Today I wanted to bring up one of the potential pitfalls when you're creating a fully virtualized environment. This past weekend we had to cut building power for an extended period of time, so the network administrator brought down everything in our server room. As he brought everything back online he realized that Virtual Center, the control console for VMware ESX, could not talk to the SAN because it required DNS resolution.
The Problem
Our DNS servers are virtualized with storage on the SAN. He ran into a chicken-and-egg situation where he had dependent services that relied on each other.It took him a while to realize that DNS was the issue. The logs on the SAN side simply said "Could not connect ISCSI LUN". On the VMware side the virtual machines said "storage not available". Figuring out why the two were unable to connect took some careful analysis. Solving it proved difficult because our departmental wiki also used SAN storage, so he had no access to our documentation. In a flash he found himself back in the same situation he was in after the fire, when he could not access critical documentation because the servers with it were not available.
The Solution
So how did he solve it? Luckily he still had the old primary domain controller hanging out, which had all the DNS information. He was extremely lucky, and he knows it. To keep from having to rely on luck, how should you configure your VMware environment so this doesn't happen to you? There are a couple of ways to tackle it.Use local storage for your virtualized name servers.

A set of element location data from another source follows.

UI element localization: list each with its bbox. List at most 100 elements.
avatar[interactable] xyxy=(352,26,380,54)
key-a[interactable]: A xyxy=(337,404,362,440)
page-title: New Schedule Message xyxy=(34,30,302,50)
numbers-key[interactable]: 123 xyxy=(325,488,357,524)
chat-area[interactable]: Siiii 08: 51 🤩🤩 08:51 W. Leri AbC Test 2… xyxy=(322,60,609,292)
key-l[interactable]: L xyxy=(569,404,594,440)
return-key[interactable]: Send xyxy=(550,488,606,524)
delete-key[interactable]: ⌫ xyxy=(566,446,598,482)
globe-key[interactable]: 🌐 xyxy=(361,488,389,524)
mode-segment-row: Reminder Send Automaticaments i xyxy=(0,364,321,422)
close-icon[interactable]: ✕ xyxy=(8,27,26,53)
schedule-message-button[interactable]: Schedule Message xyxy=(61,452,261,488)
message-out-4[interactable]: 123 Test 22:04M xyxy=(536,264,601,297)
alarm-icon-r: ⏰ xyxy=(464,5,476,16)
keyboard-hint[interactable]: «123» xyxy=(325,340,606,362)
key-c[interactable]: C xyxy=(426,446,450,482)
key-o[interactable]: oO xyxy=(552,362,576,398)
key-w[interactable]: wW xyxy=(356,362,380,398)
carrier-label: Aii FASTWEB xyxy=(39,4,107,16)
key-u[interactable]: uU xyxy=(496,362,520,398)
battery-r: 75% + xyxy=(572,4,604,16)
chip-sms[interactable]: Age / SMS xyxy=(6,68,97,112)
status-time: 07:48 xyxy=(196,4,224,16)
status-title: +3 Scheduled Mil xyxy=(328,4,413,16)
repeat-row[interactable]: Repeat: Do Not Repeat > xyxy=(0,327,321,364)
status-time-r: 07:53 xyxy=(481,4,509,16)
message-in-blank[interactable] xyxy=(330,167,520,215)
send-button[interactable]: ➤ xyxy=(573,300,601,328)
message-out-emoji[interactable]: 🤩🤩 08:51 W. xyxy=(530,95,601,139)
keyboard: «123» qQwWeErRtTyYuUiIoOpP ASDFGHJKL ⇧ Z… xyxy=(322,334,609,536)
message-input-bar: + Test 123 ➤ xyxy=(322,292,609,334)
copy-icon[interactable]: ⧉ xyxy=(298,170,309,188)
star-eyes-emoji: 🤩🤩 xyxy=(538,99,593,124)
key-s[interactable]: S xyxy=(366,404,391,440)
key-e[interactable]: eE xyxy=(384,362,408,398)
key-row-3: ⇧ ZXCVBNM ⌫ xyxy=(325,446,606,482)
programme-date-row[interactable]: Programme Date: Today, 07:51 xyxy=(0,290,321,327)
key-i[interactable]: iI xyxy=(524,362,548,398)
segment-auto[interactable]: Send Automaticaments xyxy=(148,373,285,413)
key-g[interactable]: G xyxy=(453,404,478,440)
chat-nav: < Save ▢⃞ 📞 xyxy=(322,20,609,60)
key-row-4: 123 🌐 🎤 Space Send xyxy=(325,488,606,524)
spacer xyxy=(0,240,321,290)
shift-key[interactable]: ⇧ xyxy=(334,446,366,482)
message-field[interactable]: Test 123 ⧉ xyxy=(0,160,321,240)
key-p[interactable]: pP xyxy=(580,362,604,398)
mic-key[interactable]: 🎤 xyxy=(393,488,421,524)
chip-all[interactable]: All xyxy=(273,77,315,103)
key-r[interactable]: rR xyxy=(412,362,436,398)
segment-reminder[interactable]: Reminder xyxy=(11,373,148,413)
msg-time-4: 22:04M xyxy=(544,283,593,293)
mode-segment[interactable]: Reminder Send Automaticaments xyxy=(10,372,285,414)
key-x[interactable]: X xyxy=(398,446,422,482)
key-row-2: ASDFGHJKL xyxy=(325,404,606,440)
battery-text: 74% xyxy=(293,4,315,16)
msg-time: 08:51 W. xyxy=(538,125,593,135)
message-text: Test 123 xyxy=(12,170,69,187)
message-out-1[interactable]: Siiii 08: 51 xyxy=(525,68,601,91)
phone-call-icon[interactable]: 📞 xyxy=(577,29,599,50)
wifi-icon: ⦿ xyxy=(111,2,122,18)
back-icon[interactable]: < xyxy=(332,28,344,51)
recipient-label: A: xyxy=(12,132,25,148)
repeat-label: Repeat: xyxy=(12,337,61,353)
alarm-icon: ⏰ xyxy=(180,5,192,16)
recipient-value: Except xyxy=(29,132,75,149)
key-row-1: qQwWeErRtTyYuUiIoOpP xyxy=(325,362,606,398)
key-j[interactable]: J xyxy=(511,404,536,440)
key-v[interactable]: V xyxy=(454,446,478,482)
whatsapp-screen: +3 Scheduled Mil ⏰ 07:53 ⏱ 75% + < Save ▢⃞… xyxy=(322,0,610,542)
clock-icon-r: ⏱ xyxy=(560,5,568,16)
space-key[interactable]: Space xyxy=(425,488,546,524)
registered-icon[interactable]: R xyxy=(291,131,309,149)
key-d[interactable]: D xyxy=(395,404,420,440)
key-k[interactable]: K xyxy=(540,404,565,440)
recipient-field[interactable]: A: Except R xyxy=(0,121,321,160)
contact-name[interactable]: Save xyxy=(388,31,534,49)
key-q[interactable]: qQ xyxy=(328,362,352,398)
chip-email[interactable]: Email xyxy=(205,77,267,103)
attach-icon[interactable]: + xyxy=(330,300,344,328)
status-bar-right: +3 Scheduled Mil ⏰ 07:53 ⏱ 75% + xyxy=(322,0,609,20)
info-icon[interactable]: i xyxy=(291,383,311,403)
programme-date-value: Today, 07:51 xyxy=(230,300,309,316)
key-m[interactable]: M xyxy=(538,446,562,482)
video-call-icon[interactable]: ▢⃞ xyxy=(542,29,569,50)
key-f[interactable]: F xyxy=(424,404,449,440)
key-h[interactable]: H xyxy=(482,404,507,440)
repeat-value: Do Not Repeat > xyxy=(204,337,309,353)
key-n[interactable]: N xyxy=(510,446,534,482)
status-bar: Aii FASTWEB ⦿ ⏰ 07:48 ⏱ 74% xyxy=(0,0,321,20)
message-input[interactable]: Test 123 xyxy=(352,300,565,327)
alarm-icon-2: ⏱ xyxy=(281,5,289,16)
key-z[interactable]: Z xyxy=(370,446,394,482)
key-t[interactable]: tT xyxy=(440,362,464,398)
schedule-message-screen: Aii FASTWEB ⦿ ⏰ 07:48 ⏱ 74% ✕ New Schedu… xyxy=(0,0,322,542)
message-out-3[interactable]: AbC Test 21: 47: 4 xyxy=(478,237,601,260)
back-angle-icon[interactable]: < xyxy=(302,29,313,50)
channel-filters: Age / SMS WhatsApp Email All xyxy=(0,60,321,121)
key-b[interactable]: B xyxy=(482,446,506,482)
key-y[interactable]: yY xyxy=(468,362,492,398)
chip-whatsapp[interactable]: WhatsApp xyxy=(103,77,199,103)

Pros- Name servers will load without SAN access.
- Resilient to SAN outages.
- Cannot mix guest VM's that require SAN storage. The ISCSI initiator in VMware ESX loads when ESX boots. By having your DNS server on the same physical host as another VM that requires SAN storage, the guest on SAN storage will not be able to start.
Use a non-virtualized DNS server.
Pros- Resilient to SAN outages.
- If using a Windows server, also requires you run Active Directory services.
Use hosts files.
Pros- Resilient to SAN outages.
- May improve performance slightly since lookups will always be from local cache.
- Requires you add hosts files to the Virtual Center server, SAN server, and every ESX host server.
- Can be a maintenance burden if your environment changes frequently and you have to constantly add/remove ESX hosts.
We have opted for the last option. Our VMware host environment is fairly static, so maintaining hosts files will be a minimal maintenance issue. The resilience we gain from it make it very worthwhile. Oh, and we printed a copy of our wiki page that has all the hostnames and IP addresses of every server we have, and put it in the safe. :-) You do have a similar list, and a fireproof safe... right?